よく二日酔いの予防策について質問を受けますが、その答えは一言で言えば「飲み過ぎない」ことです。夜11時を過ぎたら、強いお酒を避け、ウイスキーなどは水割りにしましょう。いろいろなお酒を代わる代わる飲む「ちゃんぽん」も、ペースを失い、飲み過ぎになりやすいので控えた方が賢明です。また、空腹では多めに飲んでしまうばかりか、アルコールが吸収される速度も速く、悪酔いの原因ともなります。
一般に高齢になるほど、アルコールの代謝機能が低下し、酒量も減少します。しかし、中には代謝機能が減少したことに気づかず、若い時からの酒量を続けている人がいますが、この状態を続けていると臓器に障害を起こしやすくなります。年齢相応の「適量」を心がけることが、お酒の良さを引き出し、長く付き合うコツです。
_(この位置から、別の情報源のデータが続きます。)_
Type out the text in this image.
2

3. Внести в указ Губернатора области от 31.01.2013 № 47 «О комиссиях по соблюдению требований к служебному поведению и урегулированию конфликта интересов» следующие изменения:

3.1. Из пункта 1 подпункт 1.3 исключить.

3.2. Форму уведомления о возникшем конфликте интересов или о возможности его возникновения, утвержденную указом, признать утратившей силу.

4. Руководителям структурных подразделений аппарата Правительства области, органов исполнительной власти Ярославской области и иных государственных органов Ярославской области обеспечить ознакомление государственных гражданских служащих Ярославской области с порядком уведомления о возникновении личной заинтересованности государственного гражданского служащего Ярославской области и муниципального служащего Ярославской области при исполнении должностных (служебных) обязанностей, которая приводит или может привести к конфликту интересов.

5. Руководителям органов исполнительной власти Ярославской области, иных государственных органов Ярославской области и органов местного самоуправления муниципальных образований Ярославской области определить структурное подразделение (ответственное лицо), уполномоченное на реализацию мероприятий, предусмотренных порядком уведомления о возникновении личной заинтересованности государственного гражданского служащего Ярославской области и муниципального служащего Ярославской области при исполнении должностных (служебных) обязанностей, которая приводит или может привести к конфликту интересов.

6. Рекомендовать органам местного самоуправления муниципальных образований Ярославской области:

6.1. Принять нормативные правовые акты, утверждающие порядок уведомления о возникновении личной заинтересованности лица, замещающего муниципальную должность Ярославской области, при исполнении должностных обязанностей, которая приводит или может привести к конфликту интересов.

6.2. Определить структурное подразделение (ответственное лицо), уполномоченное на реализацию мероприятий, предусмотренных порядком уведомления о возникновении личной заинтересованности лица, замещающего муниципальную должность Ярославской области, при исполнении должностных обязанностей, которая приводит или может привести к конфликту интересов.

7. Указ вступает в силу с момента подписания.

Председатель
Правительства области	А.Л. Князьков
運悪く(?)二日酔いになったら、飲んだアルコールが分解されるまでは時間がかかるので、たっぷり睡眠をとるようにしましょう。また、アセトアルデヒドの分解に役立つ糖分やビタミンCを含んだ果物を摂ったり、血液中のアセトアルデヒドを早く排泄するために水分を多く摂ることがお勧めです。なお、「迎え酒」はアルコールによる一時的なごまかしにすぎず、結局のところは二日酔いが三日酔いになるにすぎません。